В Москве мы продолжали встречаться – само собой, тайно и не так чтобы часто, что Машу подзаводило, а меня вполне устраивало: я выдохся от неистовства этой малолетней вакханки. Когда Маше стукнуло шестнадцать, она предложила мне на ней жениться, чтобы перестать прятаться, узаконить наши встречи, сделать их постоянными. Я напомнил Маше, что она учится еще в школе, да и не хотелось мне что-то на ней жениться, как и не на ком. Постылая свобода все еще была дорога мне, хотя к Маше я очень привязался – и не только физически.

А как она похорошела в эти дни, недели, месяцы! Тем более в любви, выражая в ней все самое прекрасное, что в ней было скрыто, тайно, латентно. Редкостный, краткий в жизни женщины возраст, когда пробуждаются все ее жизненные соки, когда она физически вся расцветает. Это чудо природы я наблюдал лично, оно досталось мне в подарок, я его не стоил. 

Испытывал ли я чувство вины?
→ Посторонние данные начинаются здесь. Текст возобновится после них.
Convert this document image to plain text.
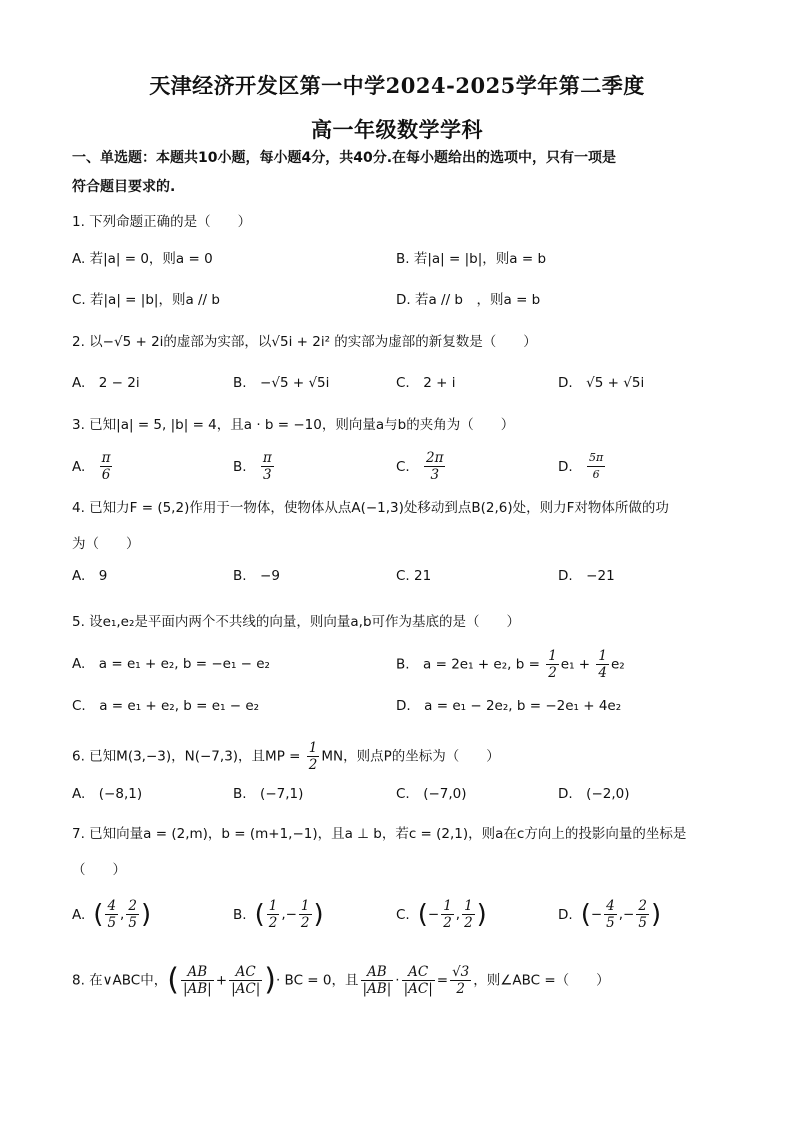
天津经济开发区第一中学2024-2025学年第二季度
高一年级数学学科
一、单选题：本题共10小题，每小题4分，共40分.在每小题给出的选项中，只有一项是
符合题目要求的.
1. 下列命题正确的是（　　）
A. 若|a| = 0，则a = 0	B. 若|a| = |b|，则a = b
C. 若|a| = |b|，则a // b	D. 若a // b　，则a = b
2. 以−√5 + 2i的虚部为实部，以√5i + 2i² 的实部为虚部的新复数是（　　）
A.　2 − 2i	B.　−√5 + √5i	C.　2 + i	D.　√5 + √5i
3. 已知|a| = 5, |b| = 4，且a · b = −10，则向量a与b的夹角为（　　）
A. $\frac{\pi}{6}$	B. $\frac{\pi}{3}$	C. $\frac{2\pi}{3}$	D. $\frac{5\pi}{6}$
4. 已知力F = (5,2)作用于一物体，使物体从点A(−1,3)处移动到点B(2,6)处，则力F对物体所做的功
为（　　）
A.　9	B.　−9	C. 21	D.　−21
5. 设e₁,e₂是平面内两个不共线的向量，则向量a,b可作为基底的是（　　）
A.　a = e₁ + e₂, b = −e₁ − e₂	B.　a = 2e₁ + e₂, $b = \frac{1}{2} e_1 + \frac{1}{4} e_2$
C.　a = e₁ + e₂, b = e₁ − e₂	D.　a = e₁ − 2e₂, b = −2e₁ + 4e₂
6. 已知M(3,−3)，N(−7,3)，且MP = $\frac{1}{2}$ MN，则点P的坐标为（　　）
A.　(−8,1)	B.　(−7,1)	C.　(−7,0)	D.　(−2,0)
7. 已知向量a = (2,m)，b = (m+1,−1)，且a ⊥ b，若c = (2,1)，则a在c方向上的投影向量的坐标是
（　　）
A. ( $\frac{4}{5}$ , $\frac{2}{5}$ )	B. ( $\frac{1}{2}$ ,− $\frac{1}{2}$ )	C. (− $\frac{1}{2}$ , $\frac{1}{2}$ )	D. (− $\frac{4}{5}$ ,− $\frac{2}{5}$ )
8. 在∨ABC中，( $\frac{AB}{|AB|} + \frac{AC}{|AC|}$ )· BC = 0，且 $\frac{AB}{|AB|} \cdot \frac{AC}{|AC|} = \frac{√3}{2}$ ，则∠ABC =（　　）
Скорее страх перед разоблачением плюс, конечно, незнание, как с этим кончить, потому что Маша кончать не собиралась  ни в каком смысле - наоборот, наших встреч ей было недостаточно, вот она и хотела укрепить их матримониально. Разница еще в том, что я не был в Машу влюблен, а она в меня -  по крайней мере, ей так тогда казалось – была.
Была ли это любовь (я говорю о Маше), затрудняюсь сказать, тем более, забегая вперед, напомню о последующих ее романах с людьми знаменитыми, и все – старше ее. В одном довольно откровенном недавнем интервью на вопрос о ее первом скандальном романе она, оправдывая меня, снисходительно сказала, что я научил ее любви, и она благодарна мне. Наука любви по Овидию. Нехитрая наука любви.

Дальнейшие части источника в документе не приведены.